Interesting to note that the teens and young adults who overthrew the government elected their new prime minister on Discord, and the military acknowledged the election and put the winner in place.
Interesting to note that the teens and young adults who overthrew the government elected their new prime minister on Discord, and the military acknowledged the election and put the winner in place.
That is not a good analysis of the situation, or a good understanding of it. I guess I’ll tell my friends on the ground in Nepal (and you should tell our Nepalese users too) that they are just “western leftists” falling for another “misinfo campaign” because their damn lying eyes and ears are just tools of the US government.
This isn’t some kind of “reality inverted itself” this is people using tools they use every day to fix a problem they had after the previous government turned out to be both useless and toothless.
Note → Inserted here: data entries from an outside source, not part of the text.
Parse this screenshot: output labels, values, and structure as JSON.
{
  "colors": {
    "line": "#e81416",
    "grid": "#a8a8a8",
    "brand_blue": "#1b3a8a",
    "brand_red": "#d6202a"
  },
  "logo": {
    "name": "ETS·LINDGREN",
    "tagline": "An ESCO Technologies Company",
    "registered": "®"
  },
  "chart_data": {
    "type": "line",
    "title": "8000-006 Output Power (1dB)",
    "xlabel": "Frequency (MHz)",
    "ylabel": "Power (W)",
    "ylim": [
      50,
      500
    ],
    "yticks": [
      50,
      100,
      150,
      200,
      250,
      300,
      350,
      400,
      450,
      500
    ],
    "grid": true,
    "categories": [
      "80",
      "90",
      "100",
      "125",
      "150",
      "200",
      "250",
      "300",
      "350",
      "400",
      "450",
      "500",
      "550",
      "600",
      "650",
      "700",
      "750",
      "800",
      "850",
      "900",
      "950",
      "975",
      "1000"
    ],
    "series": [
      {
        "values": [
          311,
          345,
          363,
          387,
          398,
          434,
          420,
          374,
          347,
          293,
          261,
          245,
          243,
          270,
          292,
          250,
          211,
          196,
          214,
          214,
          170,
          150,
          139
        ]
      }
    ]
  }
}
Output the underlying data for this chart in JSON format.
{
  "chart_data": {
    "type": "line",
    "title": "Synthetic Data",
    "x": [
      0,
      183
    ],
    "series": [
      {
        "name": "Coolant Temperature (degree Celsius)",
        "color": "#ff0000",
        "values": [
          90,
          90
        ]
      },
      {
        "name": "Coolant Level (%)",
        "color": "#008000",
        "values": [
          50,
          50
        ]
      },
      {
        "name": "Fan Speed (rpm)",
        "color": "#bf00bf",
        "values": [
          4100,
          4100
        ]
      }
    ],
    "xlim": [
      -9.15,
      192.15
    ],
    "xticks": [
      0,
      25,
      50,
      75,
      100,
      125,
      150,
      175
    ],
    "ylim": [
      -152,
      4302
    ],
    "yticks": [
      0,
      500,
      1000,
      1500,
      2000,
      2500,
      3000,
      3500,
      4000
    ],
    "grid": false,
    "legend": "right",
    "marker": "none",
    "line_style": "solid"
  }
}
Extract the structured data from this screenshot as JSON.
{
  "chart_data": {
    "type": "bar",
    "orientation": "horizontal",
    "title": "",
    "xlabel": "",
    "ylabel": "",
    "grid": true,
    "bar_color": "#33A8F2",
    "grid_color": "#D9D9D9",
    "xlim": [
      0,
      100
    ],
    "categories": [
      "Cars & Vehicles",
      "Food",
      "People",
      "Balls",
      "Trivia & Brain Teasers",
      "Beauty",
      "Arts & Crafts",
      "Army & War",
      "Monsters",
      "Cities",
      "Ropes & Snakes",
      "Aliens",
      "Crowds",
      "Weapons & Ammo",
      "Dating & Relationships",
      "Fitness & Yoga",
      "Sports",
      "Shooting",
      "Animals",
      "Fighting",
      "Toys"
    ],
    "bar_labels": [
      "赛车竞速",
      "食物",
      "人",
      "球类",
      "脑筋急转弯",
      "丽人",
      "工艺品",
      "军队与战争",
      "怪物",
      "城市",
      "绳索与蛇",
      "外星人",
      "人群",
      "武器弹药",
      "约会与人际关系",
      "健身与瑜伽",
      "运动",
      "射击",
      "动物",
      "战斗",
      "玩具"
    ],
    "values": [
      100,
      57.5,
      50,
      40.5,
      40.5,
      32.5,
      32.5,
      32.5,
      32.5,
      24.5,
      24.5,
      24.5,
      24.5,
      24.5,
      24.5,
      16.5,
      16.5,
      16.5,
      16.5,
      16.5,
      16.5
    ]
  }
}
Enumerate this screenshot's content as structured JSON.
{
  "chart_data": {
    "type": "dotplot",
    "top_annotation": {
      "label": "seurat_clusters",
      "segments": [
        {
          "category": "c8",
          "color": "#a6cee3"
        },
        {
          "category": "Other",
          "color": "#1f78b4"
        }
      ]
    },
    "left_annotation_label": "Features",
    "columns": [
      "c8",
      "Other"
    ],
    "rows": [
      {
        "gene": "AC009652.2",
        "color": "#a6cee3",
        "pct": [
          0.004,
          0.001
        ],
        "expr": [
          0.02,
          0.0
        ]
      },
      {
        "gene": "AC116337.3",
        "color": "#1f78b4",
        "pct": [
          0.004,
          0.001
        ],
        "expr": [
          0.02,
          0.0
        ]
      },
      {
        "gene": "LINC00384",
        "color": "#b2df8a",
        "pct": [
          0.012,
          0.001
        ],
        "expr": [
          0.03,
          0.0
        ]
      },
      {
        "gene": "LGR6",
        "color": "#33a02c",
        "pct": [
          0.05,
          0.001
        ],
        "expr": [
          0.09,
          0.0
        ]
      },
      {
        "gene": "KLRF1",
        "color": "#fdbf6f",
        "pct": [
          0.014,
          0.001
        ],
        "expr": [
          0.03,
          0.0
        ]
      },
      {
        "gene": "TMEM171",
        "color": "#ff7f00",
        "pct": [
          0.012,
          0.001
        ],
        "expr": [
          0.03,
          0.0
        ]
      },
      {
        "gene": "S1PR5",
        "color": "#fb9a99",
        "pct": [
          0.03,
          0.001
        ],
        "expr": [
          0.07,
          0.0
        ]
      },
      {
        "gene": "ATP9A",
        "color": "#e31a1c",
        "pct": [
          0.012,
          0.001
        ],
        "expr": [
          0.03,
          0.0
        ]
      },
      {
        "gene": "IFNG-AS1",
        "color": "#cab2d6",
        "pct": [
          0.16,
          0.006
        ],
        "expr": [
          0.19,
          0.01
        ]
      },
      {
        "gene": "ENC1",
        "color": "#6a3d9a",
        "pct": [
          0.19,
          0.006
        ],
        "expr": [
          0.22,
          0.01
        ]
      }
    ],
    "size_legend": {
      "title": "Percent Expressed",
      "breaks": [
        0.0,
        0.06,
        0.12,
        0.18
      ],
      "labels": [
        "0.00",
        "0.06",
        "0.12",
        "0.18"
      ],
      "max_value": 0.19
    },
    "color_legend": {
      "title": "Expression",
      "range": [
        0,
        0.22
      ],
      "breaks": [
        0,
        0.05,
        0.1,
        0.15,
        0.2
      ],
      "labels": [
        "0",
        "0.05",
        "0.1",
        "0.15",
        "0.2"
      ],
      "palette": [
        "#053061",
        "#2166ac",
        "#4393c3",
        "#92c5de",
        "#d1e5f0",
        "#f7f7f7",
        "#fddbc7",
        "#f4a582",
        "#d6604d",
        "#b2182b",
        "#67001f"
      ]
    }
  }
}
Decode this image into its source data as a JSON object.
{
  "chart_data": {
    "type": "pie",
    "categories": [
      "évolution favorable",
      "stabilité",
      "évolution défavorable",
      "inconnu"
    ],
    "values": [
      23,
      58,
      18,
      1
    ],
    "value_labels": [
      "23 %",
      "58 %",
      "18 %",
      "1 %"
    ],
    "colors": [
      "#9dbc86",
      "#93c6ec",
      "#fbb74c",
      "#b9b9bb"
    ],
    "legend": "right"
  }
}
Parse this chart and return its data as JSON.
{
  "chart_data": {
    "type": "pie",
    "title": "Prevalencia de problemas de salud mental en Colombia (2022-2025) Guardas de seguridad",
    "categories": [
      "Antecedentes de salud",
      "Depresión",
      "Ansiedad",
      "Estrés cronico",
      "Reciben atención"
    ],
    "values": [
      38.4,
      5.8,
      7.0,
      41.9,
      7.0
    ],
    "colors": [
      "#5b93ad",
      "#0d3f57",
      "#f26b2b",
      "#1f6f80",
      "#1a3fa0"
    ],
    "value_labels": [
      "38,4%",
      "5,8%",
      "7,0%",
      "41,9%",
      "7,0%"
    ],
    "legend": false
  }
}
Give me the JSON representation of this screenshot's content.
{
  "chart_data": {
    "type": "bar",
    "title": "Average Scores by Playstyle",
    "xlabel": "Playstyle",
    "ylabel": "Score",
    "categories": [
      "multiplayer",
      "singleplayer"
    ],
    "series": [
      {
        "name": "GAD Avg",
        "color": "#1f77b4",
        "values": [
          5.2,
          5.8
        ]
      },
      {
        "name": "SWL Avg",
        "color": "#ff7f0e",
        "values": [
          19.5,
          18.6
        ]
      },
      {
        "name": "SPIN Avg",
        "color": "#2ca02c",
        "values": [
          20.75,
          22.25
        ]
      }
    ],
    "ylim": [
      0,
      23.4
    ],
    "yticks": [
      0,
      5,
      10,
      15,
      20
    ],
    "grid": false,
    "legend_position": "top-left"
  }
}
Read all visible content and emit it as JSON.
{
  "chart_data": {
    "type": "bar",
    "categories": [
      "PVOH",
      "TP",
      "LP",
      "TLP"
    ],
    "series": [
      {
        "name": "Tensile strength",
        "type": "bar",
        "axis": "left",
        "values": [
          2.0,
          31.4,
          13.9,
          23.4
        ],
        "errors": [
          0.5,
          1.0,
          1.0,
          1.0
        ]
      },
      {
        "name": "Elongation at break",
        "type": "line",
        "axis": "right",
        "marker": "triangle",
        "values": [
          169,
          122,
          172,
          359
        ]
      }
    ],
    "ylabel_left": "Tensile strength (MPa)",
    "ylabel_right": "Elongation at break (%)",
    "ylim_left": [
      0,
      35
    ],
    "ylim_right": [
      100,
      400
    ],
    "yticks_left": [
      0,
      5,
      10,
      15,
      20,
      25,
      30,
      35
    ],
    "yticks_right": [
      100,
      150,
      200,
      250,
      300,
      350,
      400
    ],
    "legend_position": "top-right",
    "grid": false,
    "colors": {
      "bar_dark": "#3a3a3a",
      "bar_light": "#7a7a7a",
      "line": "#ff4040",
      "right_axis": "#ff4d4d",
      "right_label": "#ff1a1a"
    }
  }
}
It’s very, very dumb for them to use something like Discord to pick their new leader, but a big part of their issues was that the previous government was trying to ban things like Discord in the country, social media stuff that the average person uses every day, and doesn’t give a shit about whether the US government can influence things on it.
The worry is how easily the US government could co-opt this movement, because they are basically leaving every single door open for them to do so, and the US will probably end up using that, they just don’t seem to yet. Taking a “this is a movement by the people, but will probably become co-opted” isn’t falling for anything. It’s using the information we have to assess the situation, instead of just assuming that any time anything happens it is the Big Bad US government doing it. That’s not material analysis, it’s being scared of the monster under the bed and helps no one.
There is no co-option. Western NGOs with NED funding have been training Nepalese youth on “anti-corruption” seminars for years. This is a long laid plan.